Add to that the leadership rules proposed, ironically enough, by the man Shorten had to get rid of to continue his march to the top – Kevin Rudd – and it’s clear that the ambitious Shorten has the opportunity to change Labor as much, or as little, as he likes.
The question is, will he fall victim to the deeply entrenched culture of the NSW Labor right and remain fixated on day-to-day opinion polls, or will he kick back and actually lead the party the way Hawke was known to have done in the early 1980s?
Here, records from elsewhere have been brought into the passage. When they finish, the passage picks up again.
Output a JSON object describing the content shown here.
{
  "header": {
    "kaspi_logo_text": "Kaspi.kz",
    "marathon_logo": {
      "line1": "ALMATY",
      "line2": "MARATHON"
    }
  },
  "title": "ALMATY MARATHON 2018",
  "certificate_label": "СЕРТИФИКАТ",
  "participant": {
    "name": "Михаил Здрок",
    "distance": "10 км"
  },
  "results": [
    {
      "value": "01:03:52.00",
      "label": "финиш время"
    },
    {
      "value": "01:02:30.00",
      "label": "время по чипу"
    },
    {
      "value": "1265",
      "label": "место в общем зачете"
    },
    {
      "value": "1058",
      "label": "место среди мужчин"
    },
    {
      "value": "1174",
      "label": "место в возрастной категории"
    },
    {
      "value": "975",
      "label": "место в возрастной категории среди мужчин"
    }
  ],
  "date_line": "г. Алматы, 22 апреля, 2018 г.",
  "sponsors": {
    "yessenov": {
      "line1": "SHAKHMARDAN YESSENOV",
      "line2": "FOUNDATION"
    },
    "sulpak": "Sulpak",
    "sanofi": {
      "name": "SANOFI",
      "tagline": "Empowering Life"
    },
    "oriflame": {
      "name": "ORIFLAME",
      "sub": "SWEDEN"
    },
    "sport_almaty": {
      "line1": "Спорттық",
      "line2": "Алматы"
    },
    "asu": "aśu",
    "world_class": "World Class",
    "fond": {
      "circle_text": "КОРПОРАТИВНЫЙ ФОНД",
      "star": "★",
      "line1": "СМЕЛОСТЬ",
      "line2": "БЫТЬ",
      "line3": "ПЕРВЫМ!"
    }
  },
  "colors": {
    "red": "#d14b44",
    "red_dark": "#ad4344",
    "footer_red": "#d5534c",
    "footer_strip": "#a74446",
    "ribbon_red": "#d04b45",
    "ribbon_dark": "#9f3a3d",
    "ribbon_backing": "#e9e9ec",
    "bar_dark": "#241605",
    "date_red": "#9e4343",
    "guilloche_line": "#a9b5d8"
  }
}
Hawke, say his colleagues from those years, had the chutzpah, the leadership gravitas to talk cabinet around – to get them to do what he thought was best for the country, not best of the polls.
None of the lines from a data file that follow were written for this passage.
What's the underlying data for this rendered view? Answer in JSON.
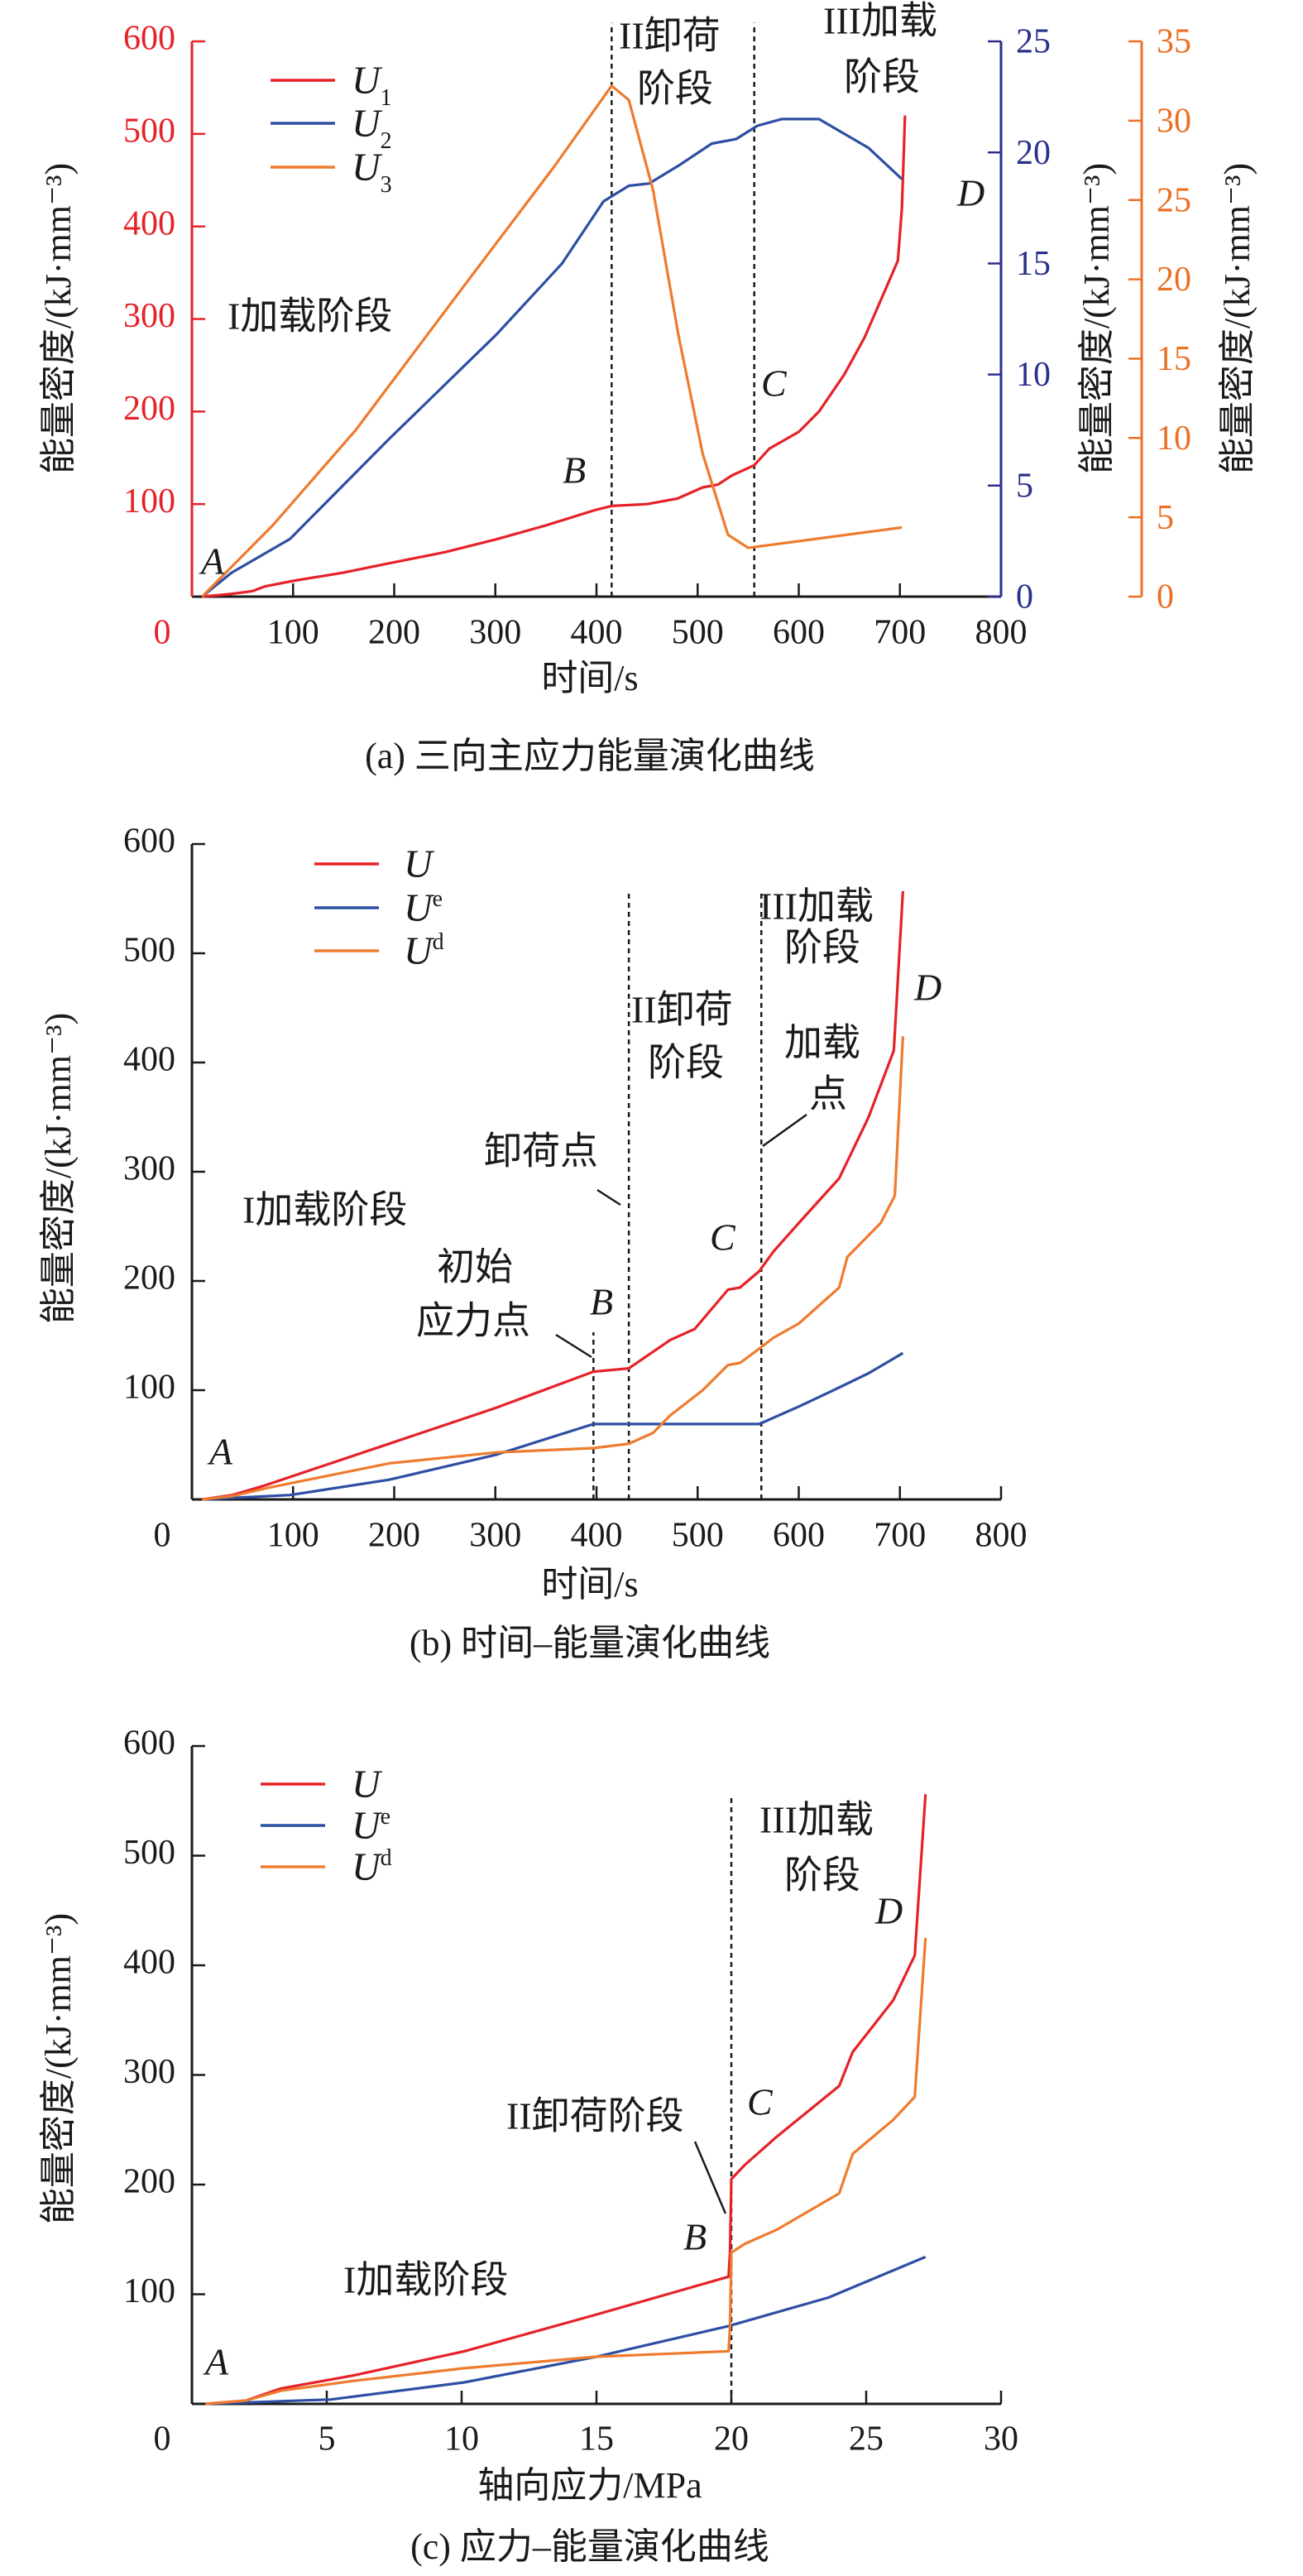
{
  "chart_data": [
    {
      "type": "line",
      "caption": "(a) 三向主应力能量演化曲线",
      "xlabel": "时间/s",
      "ylabel": "能量密度/(kJ·mm⁻³)",
      "xlim": [
        0,
        800
      ],
      "xticks": [
        0,
        100,
        200,
        300,
        400,
        500,
        600,
        700,
        800
      ],
      "axes": {
        "left": {
          "ylim": [
            0,
            600
          ],
          "ticks": [
            100,
            200,
            300,
            400,
            500,
            600
          ],
          "color": "#e52228",
          "label": "能量密度/(kJ·mm⁻³)"
        },
        "right1": {
          "ylim": [
            0,
            25
          ],
          "ticks": [
            0,
            5,
            10,
            15,
            20,
            25
          ],
          "color": "#2b2f8c",
          "label": "能量密度/(kJ·mm⁻³)"
        },
        "right2": {
          "ylim": [
            0,
            35
          ],
          "ticks": [
            0,
            5,
            10,
            15,
            20,
            25,
            30,
            35
          ],
          "color": "#ec6f24",
          "label": "能量密度/(kJ·mm⁻³)"
        }
      },
      "series": [
        {
          "name": "U",
          "sub": "1",
          "axis": "left",
          "color": "#e52228",
          "points": [
            [
              10,
              0
            ],
            [
              40,
              3
            ],
            [
              60,
              6
            ],
            [
              72,
              11
            ],
            [
              100,
              17
            ],
            [
              150,
              26
            ],
            [
              195,
              36
            ],
            [
              250,
              48
            ],
            [
              301,
              62
            ],
            [
              350,
              77
            ],
            [
              400,
              94
            ],
            [
              415,
              98
            ],
            [
              450,
              100
            ],
            [
              480,
              106
            ],
            [
              505,
              118
            ],
            [
              520,
              121
            ],
            [
              534,
              131
            ],
            [
              556,
              142
            ],
            [
              571,
              160
            ],
            [
              600,
              178
            ],
            [
              620,
              200
            ],
            [
              645,
              240
            ],
            [
              665,
              280
            ],
            [
              685,
              330
            ],
            [
              698,
              363
            ],
            [
              702,
              420
            ],
            [
              705,
              520
            ]
          ]
        },
        {
          "name": "U",
          "sub": "2",
          "axis": "right1",
          "color": "#2d4fa3",
          "points": [
            [
              10,
              0
            ],
            [
              39,
              1.07
            ],
            [
              97,
              2.6
            ],
            [
              195,
              7.1
            ],
            [
              301,
              11.8
            ],
            [
              366,
              15.0
            ],
            [
              407,
              17.8
            ],
            [
              432,
              18.5
            ],
            [
              452,
              18.6
            ],
            [
              481,
              19.4
            ],
            [
              514,
              20.4
            ],
            [
              538,
              20.6
            ],
            [
              559,
              21.2
            ],
            [
              583,
              21.5
            ],
            [
              620,
              21.5
            ],
            [
              669,
              20.2
            ],
            [
              702,
              18.8
            ]
          ]
        },
        {
          "name": "U",
          "sub": "3",
          "axis": "right2",
          "color": "#ee7b2e",
          "points": [
            [
              10,
              0
            ],
            [
              80,
              4.5
            ],
            [
              162,
              10.5
            ],
            [
              268,
              19.5
            ],
            [
              358,
              27.1
            ],
            [
              415,
              32.2
            ],
            [
              432,
              31.3
            ],
            [
              456,
              25.6
            ],
            [
              481,
              16.5
            ],
            [
              505,
              9.0
            ],
            [
              530,
              3.9
            ],
            [
              550,
              3.07
            ],
            [
              702,
              4.36
            ]
          ]
        }
      ],
      "vlines": [
        {
          "x": 415,
          "y": [
            0,
            620
          ]
        },
        {
          "x": 556,
          "y": [
            0,
            620
          ]
        }
      ],
      "annotations": [
        "I加载阶段",
        "II卸荷",
        "阶段",
        "III加载",
        "阶段"
      ],
      "points_labels": [
        "A",
        "B",
        "C",
        "D"
      ]
    },
    {
      "type": "line",
      "caption": "(b) 时间–能量演化曲线",
      "xlabel": "时间/s",
      "ylabel": "能量密度/(kJ·mm⁻³)",
      "xlim": [
        0,
        800
      ],
      "xticks": [
        0,
        100,
        200,
        300,
        400,
        500,
        600,
        700,
        800
      ],
      "axes": {
        "left": {
          "ylim": [
            0,
            600
          ],
          "ticks": [
            100,
            200,
            300,
            400,
            500,
            600
          ],
          "color": "#1a1a1a",
          "label": "能量密度/(kJ·mm⁻³)"
        }
      },
      "series": [
        {
          "name": "U",
          "sup": "",
          "axis": "left",
          "color": "#e52228",
          "points": [
            [
              10,
              0
            ],
            [
              40,
              4
            ],
            [
              72,
              12.8
            ],
            [
              195,
              51
            ],
            [
              301,
              84
            ],
            [
              397,
              117
            ],
            [
              432,
              120
            ],
            [
              473,
              146
            ],
            [
              497,
              156
            ],
            [
              530,
              192
            ],
            [
              542,
              194
            ],
            [
              561,
              209
            ],
            [
              575,
              227
            ],
            [
              600,
              253
            ],
            [
              640,
              294
            ],
            [
              669,
              350
            ],
            [
              694,
              411
            ],
            [
              703,
              557
            ]
          ]
        },
        {
          "name": "U",
          "sup": "e",
          "axis": "left",
          "color": "#2d4fa3",
          "points": [
            [
              10,
              0
            ],
            [
              97,
              4
            ],
            [
              195,
              18
            ],
            [
              301,
              41
            ],
            [
              397,
              69
            ],
            [
              561,
              69
            ],
            [
              600,
              85
            ],
            [
              630,
              98
            ],
            [
              670,
              116
            ],
            [
              703,
              134
            ]
          ]
        },
        {
          "name": "U",
          "sup": "d",
          "axis": "left",
          "color": "#ee7b2e",
          "points": [
            [
              10,
              0
            ],
            [
              40,
              3
            ],
            [
              72,
              10
            ],
            [
              195,
              33
            ],
            [
              301,
              43
            ],
            [
              397,
              47
            ],
            [
              432,
              51
            ],
            [
              456,
              61
            ],
            [
              473,
              77
            ],
            [
              505,
              100
            ],
            [
              530,
              123
            ],
            [
              542,
              125
            ],
            [
              561,
              138
            ],
            [
              575,
              148
            ],
            [
              600,
              161
            ],
            [
              640,
              194
            ],
            [
              648,
              222
            ],
            [
              681,
              253
            ],
            [
              695,
              278
            ],
            [
              703,
              424
            ]
          ]
        }
      ],
      "vlines": [
        {
          "x": 397,
          "y": [
            0,
            153
          ]
        },
        {
          "x": 432,
          "y": [
            0,
            556
          ]
        },
        {
          "x": 563,
          "y": [
            0,
            556
          ]
        }
      ],
      "annotations": [
        "III加载",
        "阶段",
        "II卸荷",
        "阶段",
        "加载",
        "点",
        "卸荷点",
        "I加载阶段",
        "初始",
        "应力点"
      ],
      "points_labels": [
        "A",
        "B",
        "C",
        "D"
      ]
    },
    {
      "type": "line",
      "caption": "(c) 应力–能量演化曲线",
      "xlabel": "轴向应力/MPa",
      "ylabel": "能量密度/(kJ·mm⁻³)",
      "xlim": [
        0,
        30
      ],
      "xticks": [
        0,
        5,
        10,
        15,
        20,
        25,
        30
      ],
      "axes": {
        "left": {
          "ylim": [
            0,
            600
          ],
          "ticks": [
            100,
            200,
            300,
            400,
            500,
            600
          ],
          "color": "#1a1a1a",
          "label": "能量密度/(kJ·mm⁻³)"
        }
      },
      "series": [
        {
          "name": "U",
          "sup": "",
          "axis": "left",
          "color": "#e52228",
          "points": [
            [
              0.5,
              0
            ],
            [
              2,
              3
            ],
            [
              3.3,
              14
            ],
            [
              6,
              26
            ],
            [
              10.1,
              48
            ],
            [
              15,
              81.5
            ],
            [
              19.9,
              116
            ],
            [
              19.95,
              138
            ],
            [
              20,
              205
            ],
            [
              20.5,
              218
            ],
            [
              21.7,
              244
            ],
            [
              24,
              290
            ],
            [
              24.5,
              321
            ],
            [
              26,
              368
            ],
            [
              26.8,
              409
            ],
            [
              27.2,
              556
            ]
          ]
        },
        {
          "name": "U",
          "sup": "e",
          "axis": "left",
          "color": "#2d4fa3",
          "points": [
            [
              0.5,
              0
            ],
            [
              5.15,
              4
            ],
            [
              10.1,
              19.6
            ],
            [
              15,
              43
            ],
            [
              19.9,
              71
            ],
            [
              23.6,
              97
            ],
            [
              27.2,
              134
            ]
          ]
        },
        {
          "name": "U",
          "sup": "d",
          "axis": "left",
          "color": "#ee7b2e",
          "points": [
            [
              0.5,
              0
            ],
            [
              2,
              3
            ],
            [
              3.3,
              12
            ],
            [
              6,
              21
            ],
            [
              10.1,
              32.5
            ],
            [
              15,
              43
            ],
            [
              19.9,
              48
            ],
            [
              19.95,
              70
            ],
            [
              20,
              138
            ],
            [
              20.5,
              146
            ],
            [
              21.7,
              159
            ],
            [
              24,
              192
            ],
            [
              24.5,
              228
            ],
            [
              26,
              259
            ],
            [
              26.8,
              280
            ],
            [
              27.2,
              425
            ]
          ]
        }
      ],
      "vlines": [
        {
          "x": 20,
          "y": [
            0,
            556
          ]
        }
      ],
      "annotations": [
        "III加载",
        "阶段",
        "II卸荷阶段",
        "I加载阶段"
      ],
      "points_labels": [
        "A",
        "B",
        "C",
        "D"
      ]
    }
  ]
}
Shorten's first big test in this regard is on the future of Labor’s carefully crafted ETS policy (Is Labor about to vote for repeal?, October 29).
The Ross Garnaut-designed ETS includes a complex web of industry subsidies designed to prevent reckless harm to numerous trade-exposed or energy-intensive industries.
At the same time, the policy is a sophisticated attempt to change relative prices of energy sources to help Australia make a fairly unremarkable transition from carbon-emitting energy sources to lower- or non-emitting sources.
By quirk of history, it is Labor that ended up promoting a market-based approach to pollution reduction, while the Abbott-led conservatives plumped for a bureaucratic command-and-control approach.
While that might confound lefties and righties alike, it gives Labor another Hawke-like opportunity – Shorten can choose to define modern Labor as continuing the tradition of the accords between Hawke and the union movement, by arguing with his own party that it should not back down on harnessing the power of the market to help Australia set up for a carbon-constrained global marketplace.
He could tough out a series of bad polls, safe in the knowledge that an overwhelming majority of economists think the ETS is the cheapest way deliver carbon pollution abatement.
Or he could go to water, like Kevin Rudd did on several issues – boat arrivals, the carbon tax, developing northern Australian – during the disastrous election campaign of August/September and ask voters, “What would you like us to be today... he he?”
During the election campaign, Rudd promised to bring forward the end of the fixed-price 'carbon tax' phase of the ETS. Okay, that was a promise. But Abbott is now hectoring Shorten to support a full repeal of the ETS, to replace it with a dud policy that some future government will almost certainly have to replace with market-based system. Uncertainty piled on uncertainty.
Representative democracy was never designed to be government-by-focus-group. Strong leaders, with strong visions that are not subject to the ebb and flow of opinion polls, give voters real choices. And having voted on those choices, we are all responsible for that kind of country they produce.